7. Life Is Strange (Max)
While the full thing hasn’t been released yet, Life Is Strange is certainly a bold move from developer DONTNOD Entertainment (who also made Remember Me). Not only does their game star a female protagonist but it’s also being released episodically and it features a female focused story.
In Life Is Strange you play as Max, a girl who is able to rewind time as and when she pleases. Handy that as in the very first episode (this isn’t a spoiler – you see this happen in the trailer) she witnesses her childhood friend Chloe get shot, but Max is able to rewind time and save her life. There are some mundane events that Max can use her powers for (e.g stopping things from dropping off of shelves) and some mysterious goings on as her and Chloe seek to find Rachel, a girl who went missing under unusual circumstances.

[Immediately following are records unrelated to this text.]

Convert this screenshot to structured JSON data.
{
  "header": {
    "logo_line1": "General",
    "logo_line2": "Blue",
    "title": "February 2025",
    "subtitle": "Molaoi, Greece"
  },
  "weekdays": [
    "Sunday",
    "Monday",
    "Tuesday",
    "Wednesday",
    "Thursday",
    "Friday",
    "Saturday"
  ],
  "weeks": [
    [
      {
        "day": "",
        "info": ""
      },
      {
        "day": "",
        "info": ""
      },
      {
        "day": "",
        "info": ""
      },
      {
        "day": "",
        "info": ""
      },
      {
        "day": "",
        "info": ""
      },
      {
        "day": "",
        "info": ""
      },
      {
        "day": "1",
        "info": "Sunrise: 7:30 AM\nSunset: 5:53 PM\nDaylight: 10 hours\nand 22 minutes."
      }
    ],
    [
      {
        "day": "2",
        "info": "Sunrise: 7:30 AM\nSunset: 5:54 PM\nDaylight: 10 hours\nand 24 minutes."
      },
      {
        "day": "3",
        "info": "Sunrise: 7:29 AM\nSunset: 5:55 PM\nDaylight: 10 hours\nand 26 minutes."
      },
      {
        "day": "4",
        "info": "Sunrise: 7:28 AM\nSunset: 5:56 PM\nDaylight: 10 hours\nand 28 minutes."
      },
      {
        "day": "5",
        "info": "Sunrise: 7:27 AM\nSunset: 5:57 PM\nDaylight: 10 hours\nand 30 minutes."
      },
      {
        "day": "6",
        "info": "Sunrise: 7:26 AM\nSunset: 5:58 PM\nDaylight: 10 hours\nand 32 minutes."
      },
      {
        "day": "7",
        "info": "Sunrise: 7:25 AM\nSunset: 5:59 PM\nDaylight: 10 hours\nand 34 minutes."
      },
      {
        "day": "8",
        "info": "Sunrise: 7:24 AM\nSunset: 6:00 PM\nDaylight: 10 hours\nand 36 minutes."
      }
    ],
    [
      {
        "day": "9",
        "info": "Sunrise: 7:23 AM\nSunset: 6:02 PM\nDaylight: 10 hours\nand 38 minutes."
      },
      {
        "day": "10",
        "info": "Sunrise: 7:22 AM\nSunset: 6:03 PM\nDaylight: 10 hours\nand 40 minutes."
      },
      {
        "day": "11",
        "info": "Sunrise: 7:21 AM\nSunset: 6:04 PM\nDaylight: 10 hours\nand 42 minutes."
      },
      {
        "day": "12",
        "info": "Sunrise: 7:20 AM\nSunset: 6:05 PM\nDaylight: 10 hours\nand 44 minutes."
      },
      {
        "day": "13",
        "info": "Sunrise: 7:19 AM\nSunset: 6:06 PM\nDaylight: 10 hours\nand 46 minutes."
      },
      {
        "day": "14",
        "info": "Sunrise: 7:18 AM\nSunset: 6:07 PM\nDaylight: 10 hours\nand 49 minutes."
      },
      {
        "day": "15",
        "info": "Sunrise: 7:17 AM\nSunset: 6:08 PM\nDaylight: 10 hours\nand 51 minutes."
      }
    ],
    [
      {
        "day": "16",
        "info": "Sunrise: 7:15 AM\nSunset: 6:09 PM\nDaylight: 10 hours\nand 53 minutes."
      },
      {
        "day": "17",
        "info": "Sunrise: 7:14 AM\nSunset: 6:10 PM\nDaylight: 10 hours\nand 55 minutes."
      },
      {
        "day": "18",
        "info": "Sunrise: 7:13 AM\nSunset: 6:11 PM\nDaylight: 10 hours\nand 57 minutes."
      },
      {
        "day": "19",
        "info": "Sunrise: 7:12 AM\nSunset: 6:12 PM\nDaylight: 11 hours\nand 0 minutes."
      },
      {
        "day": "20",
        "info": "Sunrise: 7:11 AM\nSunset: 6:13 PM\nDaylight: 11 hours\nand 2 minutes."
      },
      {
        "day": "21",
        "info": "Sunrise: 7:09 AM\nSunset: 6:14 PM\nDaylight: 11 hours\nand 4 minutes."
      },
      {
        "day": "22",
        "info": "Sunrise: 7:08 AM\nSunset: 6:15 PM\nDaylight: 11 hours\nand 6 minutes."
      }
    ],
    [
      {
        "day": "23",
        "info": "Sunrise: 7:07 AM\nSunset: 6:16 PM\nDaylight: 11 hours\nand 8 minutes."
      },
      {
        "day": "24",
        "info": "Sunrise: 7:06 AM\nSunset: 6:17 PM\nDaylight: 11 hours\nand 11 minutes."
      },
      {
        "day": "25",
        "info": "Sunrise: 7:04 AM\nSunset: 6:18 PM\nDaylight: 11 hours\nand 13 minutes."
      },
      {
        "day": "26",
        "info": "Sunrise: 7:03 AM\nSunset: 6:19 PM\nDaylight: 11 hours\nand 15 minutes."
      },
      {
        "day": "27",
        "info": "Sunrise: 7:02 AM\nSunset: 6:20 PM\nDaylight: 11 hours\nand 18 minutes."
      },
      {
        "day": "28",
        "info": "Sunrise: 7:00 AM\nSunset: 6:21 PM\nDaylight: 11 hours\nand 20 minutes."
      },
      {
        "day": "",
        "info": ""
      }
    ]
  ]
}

It’s early days for this one yet but episode one reviewed rather positively. New episodes of Life Is Strange are released on PS4 every six weeks.
8. Never Alone (Nuna)
We don’t do ‘Game of the Year’ posts on this site on more (frankly because it doesn’t seem right to make a GotY list when we’ve not played a majority of the stuff released in that year) but if we did then Never Alone would certainly get my vote.
In Never Alone you play as an Iñupiaq girl named Nuna who is tasked with saving her village from a terrible blizzard as well as an evil force that wants to burn their homes down. Given that she’s about three feet tall, even I was surprised that Nuna (and her animal companion, Fox) were able to pull it off but in the end, as you’d expect, she saves the day.
As a traditional Iñupiaq tale, there’s an empowering message there and the story is just one of the things you learn from Never Alone, as there are many cultural insight videos that teach you about their way of life. All in all it’s a heartwarming tale that teaches you a thing or two about the world on the way.